Josh Whitaker & Perce Jerrom, Mayhem Totes, Michaelangelo, Serge de Nîmes, The Death Suite: Binary Control Van Halen, The Death Suite: Chair etc.

Any holistic criticism of Crown Building Studios’ (CBS) most recent show must stem from it falling foul to one or two common faults in contemporary art. The first relates to the works themselves assuming an attitude of ambiguity, a strategy of occlusion that serves to imbue essentially hollow works with a façade of esoteric meaning. The second is a curatorial issue characteristic of frequently cacophonous and discordant group shows that, without a tight curatorial scheme, say little and might be just as effectively viewed as isolated, individual works without an effective platform to voice collective argument or narrative.

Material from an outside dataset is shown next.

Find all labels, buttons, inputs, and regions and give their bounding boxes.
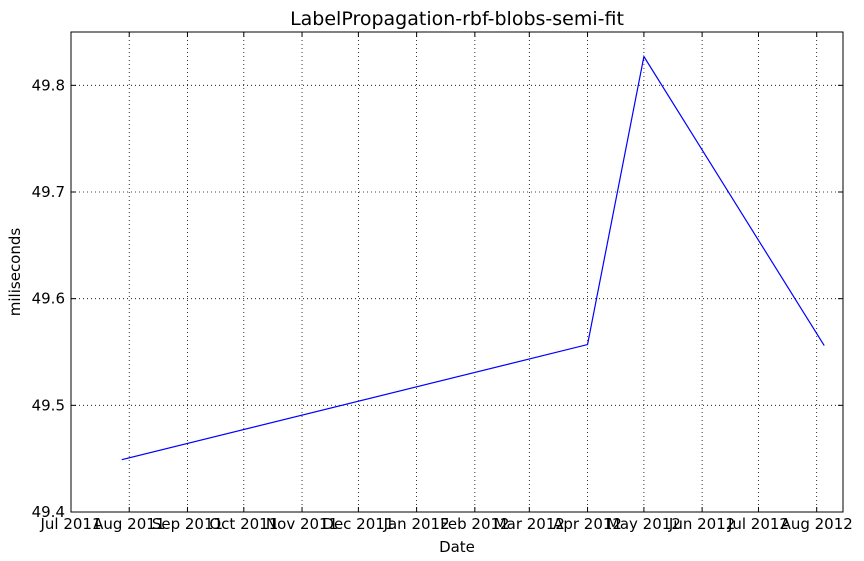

There are instances when these criticisms take a legitimate grasp on Josh Whitaker and Perce Jerrom’s duo show, when it becomes mired by its own playful ambiguity or where conscious testing of the boundaries of curatorial coherence goes too far. The title of the show is simply a list of the works exhibited, and the information supplied online in advance and as printed matter within the space is only an inventory of the materials on display. The visitor is left adrift in a sea of objects with two vague lists as their only interpretive apparatus. Whitaker and Jerrom also seem to reject the duo theme offered to them by CBS – their works seem to follow separate orbits. However, for me, two elements of the exhibition respond to these problems and rescue it.

Firstly, theirs is an ambiguity with both a purpose and, ultimately, a solid foundation of substance. In conversation, Jerrom stated his distaste for politically orientated, didactic works with a basic, overt message, while Whitaker invoked Lawrence Weiner’s famous imperative of conceptual art: “Learn to read art”.

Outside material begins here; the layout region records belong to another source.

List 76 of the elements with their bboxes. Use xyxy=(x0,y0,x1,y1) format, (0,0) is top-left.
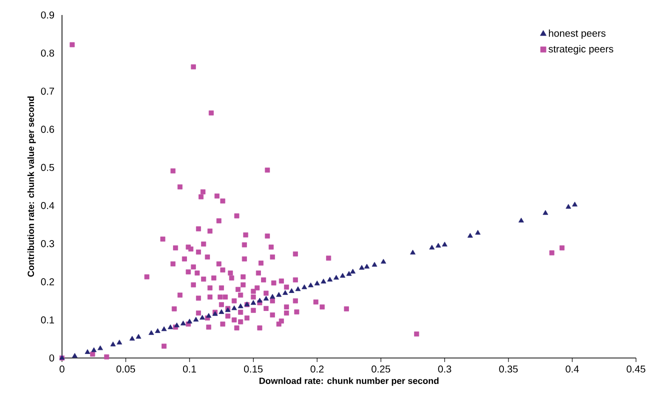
point xyxy=(276,292,282,297)
y-tick-label: 0.1 xyxy=(41,316,54,324)
point xyxy=(136,334,142,339)
point xyxy=(232,305,237,310)
point xyxy=(314,280,320,286)
point xyxy=(206,312,212,318)
x-tick-label: 0.35 xyxy=(499,366,518,373)
point xyxy=(91,347,97,352)
point xyxy=(263,296,269,301)
x-tick-label: 0.1 xyxy=(183,366,196,373)
point xyxy=(380,258,386,264)
x-tick-label: 0.4 xyxy=(566,366,579,373)
point xyxy=(542,210,548,215)
y-tick-label: 0.6 xyxy=(41,126,54,133)
point xyxy=(334,274,339,280)
legend-label: honest peers xyxy=(548,29,606,39)
x-tick-label: 0.15 xyxy=(244,366,263,373)
point xyxy=(372,262,378,267)
x-axis-title: Download rate: chunk number per second xyxy=(260,377,439,386)
y-axis-title: Contribution rate: chunk value per second xyxy=(27,96,36,277)
point xyxy=(346,271,352,276)
point xyxy=(116,340,122,344)
point xyxy=(359,264,364,270)
point xyxy=(218,309,224,314)
point xyxy=(257,298,262,302)
point xyxy=(340,272,346,278)
point xyxy=(350,268,356,274)
point xyxy=(467,232,473,238)
point xyxy=(282,290,288,295)
y-tick-label: 0.7 xyxy=(41,88,54,95)
y-tick-label: 0.8 xyxy=(41,50,54,57)
point xyxy=(174,322,180,328)
point xyxy=(250,300,256,305)
point xyxy=(200,314,206,320)
point xyxy=(442,242,448,246)
y-tick-label: 0.4 xyxy=(41,202,54,210)
point xyxy=(288,288,294,293)
point xyxy=(327,276,333,282)
point xyxy=(302,284,308,290)
point xyxy=(364,264,370,269)
point xyxy=(436,242,441,248)
point xyxy=(429,244,435,250)
point xyxy=(475,230,481,235)
point xyxy=(518,218,524,222)
point xyxy=(148,330,154,335)
point xyxy=(72,353,78,358)
y-tick-label: 0.2 xyxy=(41,278,54,286)
point xyxy=(566,204,572,209)
point xyxy=(308,282,314,288)
point xyxy=(98,345,103,350)
x-tick-label: 0.25 xyxy=(372,366,390,373)
point xyxy=(186,318,192,324)
legend-label: strategic peers xyxy=(548,45,614,54)
point xyxy=(320,278,326,284)
y-tick-label: 0.3 xyxy=(41,240,54,248)
point xyxy=(238,303,244,308)
y-tick-label: 0.9 xyxy=(41,11,54,19)
x-tick-label: 0 xyxy=(60,366,64,373)
point xyxy=(110,342,116,346)
point xyxy=(168,324,174,330)
point xyxy=(410,250,416,254)
point xyxy=(270,294,276,299)
x-tick-label: 0.3 xyxy=(438,366,452,373)
y-tick-label: 0 xyxy=(49,354,54,362)
point xyxy=(180,320,186,326)
point xyxy=(572,202,578,206)
y-tick-label: 0.5 xyxy=(41,164,54,171)
point xyxy=(84,349,90,354)
point xyxy=(193,316,199,322)
x-tick-label: 0.45 xyxy=(626,366,646,373)
point xyxy=(129,336,135,341)
point xyxy=(161,326,167,332)
point xyxy=(154,328,160,333)
point xyxy=(295,286,301,292)
x-tick-label: 0.2 xyxy=(310,366,324,373)
x-tick-label: 0.05 xyxy=(116,366,136,373)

Though not readily apparent, in this show both artists present works reliant upon a network of earlier, interrelated works and ask the viewer to solve the puzzle, to burrow into their histories and through the knot of ideas they’ve both built over recent years. In Whitaker’s case this takes the shape of a written work in progress. All his contributions to the show are the belongings of the book’s dead protagonist. For both artists this process of occlusion and revelation is an invitation or a provocation to activity. “Go-ahead,” they seem to say, “exert your intellect, look it up, and be rewarded.”

Secondly, the curatorial issues that threaten to haunt the show are resolved on a few fronts. The limited thematic and formal links that do exist – the jagged landscapes of Yosemite and Carrara; Michaelangelo’s marble and Jerrom’s childhood Mutant Ninja Turtle night light; their shared preoccupation with mortality – negate any accusation of an oil-and-water separation of the two artists’ work, leaving them loosely threaded together instead. These two close friends have worked closely, if casually, to develop these connections.

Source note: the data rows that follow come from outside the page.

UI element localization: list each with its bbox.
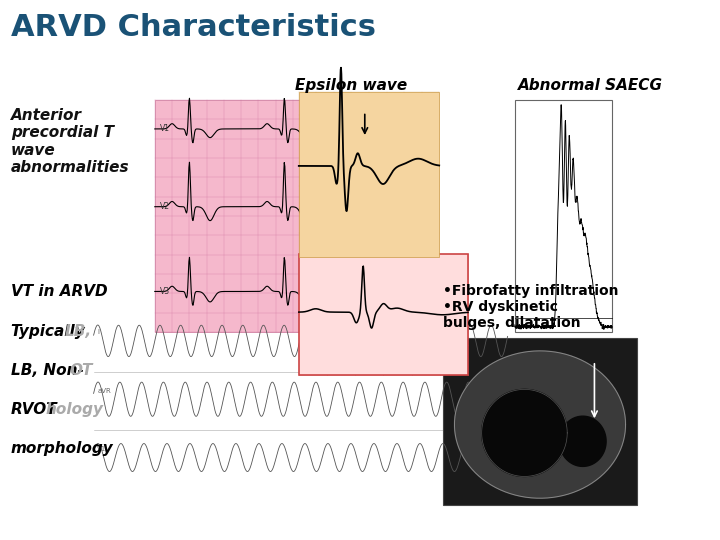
Text: V1: V1	[160, 124, 170, 133]
Text: V3: V3	[160, 287, 170, 296]
Text: Epsilon wave: Epsilon wave	[295, 78, 408, 93]
Text: morphology: morphology	[11, 441, 114, 456]
Bar	[299, 254, 468, 375]
Text: V2: V2	[160, 202, 170, 211]
Text: aVR: aVR	[97, 388, 111, 394]
Text: LB, Non-: LB, Non-	[11, 363, 84, 378]
Text: ARVD Characteristics: ARVD Characteristics	[11, 14, 376, 43]
Text: OT: OT	[70, 363, 93, 378]
Text: Anterior
precordial T
wave
abnormalities: Anterior precordial T wave abnormalities	[11, 108, 130, 175]
Text: Typically: Typically	[11, 324, 90, 339]
Text: LB,: LB,	[65, 324, 92, 339]
Text: Abnormal SAECG: Abnormal SAECG	[518, 78, 663, 93]
Polygon shape	[559, 416, 606, 467]
Text: I: I	[97, 329, 99, 335]
Text: hology: hology	[45, 402, 104, 417]
Polygon shape	[454, 351, 626, 498]
Text: V1: V1	[97, 446, 107, 452]
Text: •Fibrofatty infiltration
•RV dyskinetic
bulges, dilatation: •Fibrofatty infiltration •RV dyskinetic …	[443, 284, 618, 330]
Bar	[155, 100, 328, 332]
Bar	[443, 338, 637, 505]
Text: RVOT: RVOT	[11, 402, 58, 417]
Bar	[515, 100, 612, 332]
Text: VT in ARVD: VT in ARVD	[11, 284, 107, 299]
Polygon shape	[482, 389, 567, 476]
Bar	[299, 92, 439, 256]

But there is also a wilful disregard for any sense of coherence that might have been offered by collaborative works. Whitaker and Jerrom have produced work as a pair before but no such work is shown at CBS. This is explored by the bin bags floating in the eaves of the gallery. They correlate with the mysterious line of black blanks on the gallery guide, as if words have been censored. Contained in these bags are helium balloons spelling “You Only Live Once”, the title of the work hidden behind the text’s black occlusions. It is an extension, by Jerrom, of his earlier shared work with Whitaker exhibited at Blip Blip Blip in Leeds in 2013. By obfuscating the balloons Jerrom asks us to uncover them and so questions the value of the easily readable art object while actively veiling the sort of easily readable duo gesture that would have been present in a collaborative work.

Ultimately, this work is a summary expression of Whitaker and Jerrom’s refusal to engage with what we might expect from a conventional duo show. Instead it points to greater concerns shared by both artists, namely: the holistic understanding of their diverse body of work and the necessary affirmation of the viewer’s vital role in the continuing development of contemporary and conceptual art. Though they tempt some significant criticisms in the show, this is a valuable message from the artists, hard-won by the viewer, and to the continuing credit of CBS.

 

Sean Ketteringham is a writer and postgraduate student based in London and Liverpool.